I just found out Geocities is closing "later this year".  They don't say when.  I am somewhat technologically challenged, but I spent a LOT of time creating a website, & was really pleased with the result; it was mainly to show some of my photography.  It was musical & all.  Now Yahoo is dumping yet another free service in a grab for money, & I am thoroughly disgusted that all that work is going down the drain.  
Does anyone have any recommendations for free websites, which are likely to stay free, and not disappear in a couple of years when they don't make a go of it?  I've done a web search for "best free websites" but come up with a lot of advertising, off-topic things, & a few free hosting sites that I've never heard of & don't know anything about.  I don't mind a few ads like on the side of the page as Geocities had -- just not annoying popups & big ads.
What would be a good replacement, with a Pagebuilder-type program, for easy website design?
Thanks for any suggestions.


----------



## PohTayToez

You can get your own domain name and a decent hosting service for less than $10 a month.  Definitely something to look into if you're serious about your photography.

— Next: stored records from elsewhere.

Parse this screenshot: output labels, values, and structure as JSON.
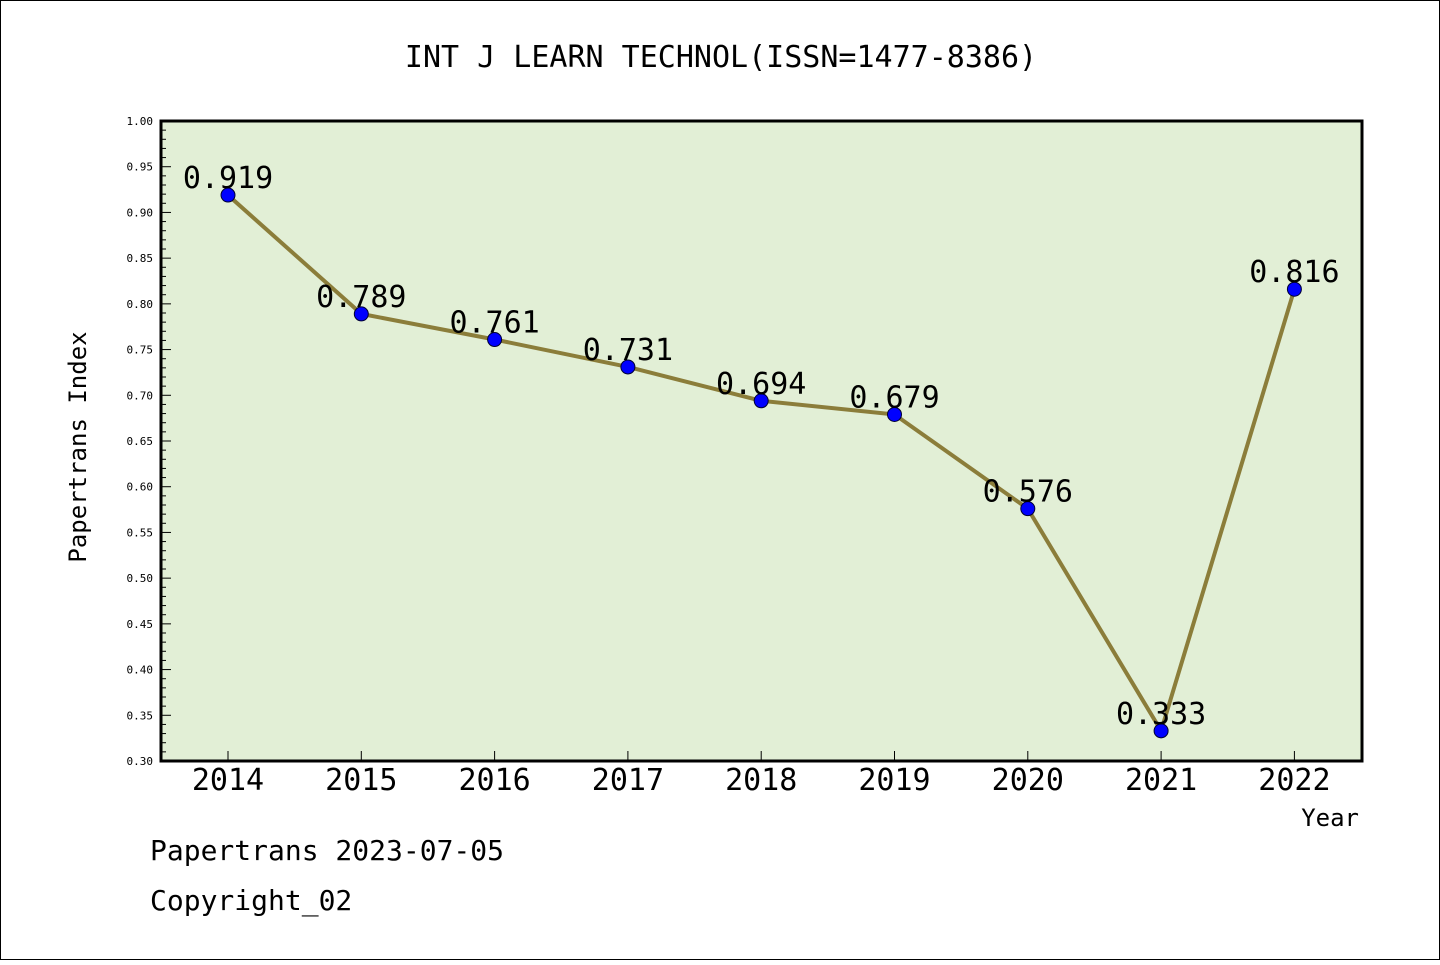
{
  "chart_data": {
    "type": "line",
    "title": "INT J LEARN TECHNOL(ISSN=1477-8386)",
    "xlabel": "Year",
    "ylabel": "Papertrans Index",
    "ylim": [
      0.3,
      1.0
    ],
    "yticks": [
      "0.30",
      "0.35",
      "0.40",
      "0.45",
      "0.50",
      "0.55",
      "0.60",
      "0.65",
      "0.70",
      "0.75",
      "0.80",
      "0.85",
      "0.90",
      "0.95",
      "1.00"
    ],
    "categories": [
      "2014",
      "2015",
      "2016",
      "2017",
      "2018",
      "2019",
      "2020",
      "2021",
      "2022"
    ],
    "values": [
      0.919,
      0.789,
      0.761,
      0.731,
      0.694,
      0.679,
      0.576,
      0.333,
      0.816
    ],
    "data_labels": [
      "0.919",
      "0.789",
      "0.761",
      "0.731",
      "0.694",
      "0.679",
      "0.576",
      "0.333",
      "0.816"
    ],
    "grid": false,
    "legend": "none",
    "colors": {
      "plot_bg": "#e2efd6",
      "line": "#8b7d3a",
      "marker": "#0000ff"
    }
  },
  "footer": {
    "line1": "Papertrans 2023-07-05",
    "line2": "Copyright_02"
  }
}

There are plenty of free hosts, but from what I've seen, they're all pretty much crap.


----------



## bomberboysk

PohTayToez said:


> You can get your own domain name and a decent hosting service for less than $10 a month.  Definitely something to look into if you're serious about your photography.
> 
> There are plenty of free hosts, but from what I've seen, they're all pretty much crap.


If you buy a domain name with godaddy, you can get free ad supported hosting that is pretty good. Only thing is there is a google adwords banner across the top, but the free hosting is equlivent to their "economy" hosting package, just with ads.


----------



## Calibretto

bomberboysk said:


> If you buy a domain name with godaddy, you can get free ad supported hosting that is pretty good. Only thing is there is a google adwords banner across the top, but the free hosting is equlivent to their "economy" hosting package, just with ads.


You'll be quick to learn that those ads get annoying very quickly


----------



## sshaggy

If you wanna stay free, register a domain at www.co.cc for free, and find a free hosting service, which suits your needs from free-webhosts.

You will have your own website in the format www.yourname.co.cc for free.


----------



## Pimpa

There are tons of free hosting sites and even free domain names or subdomains sites. Just google them and youll find what you are looking for


----------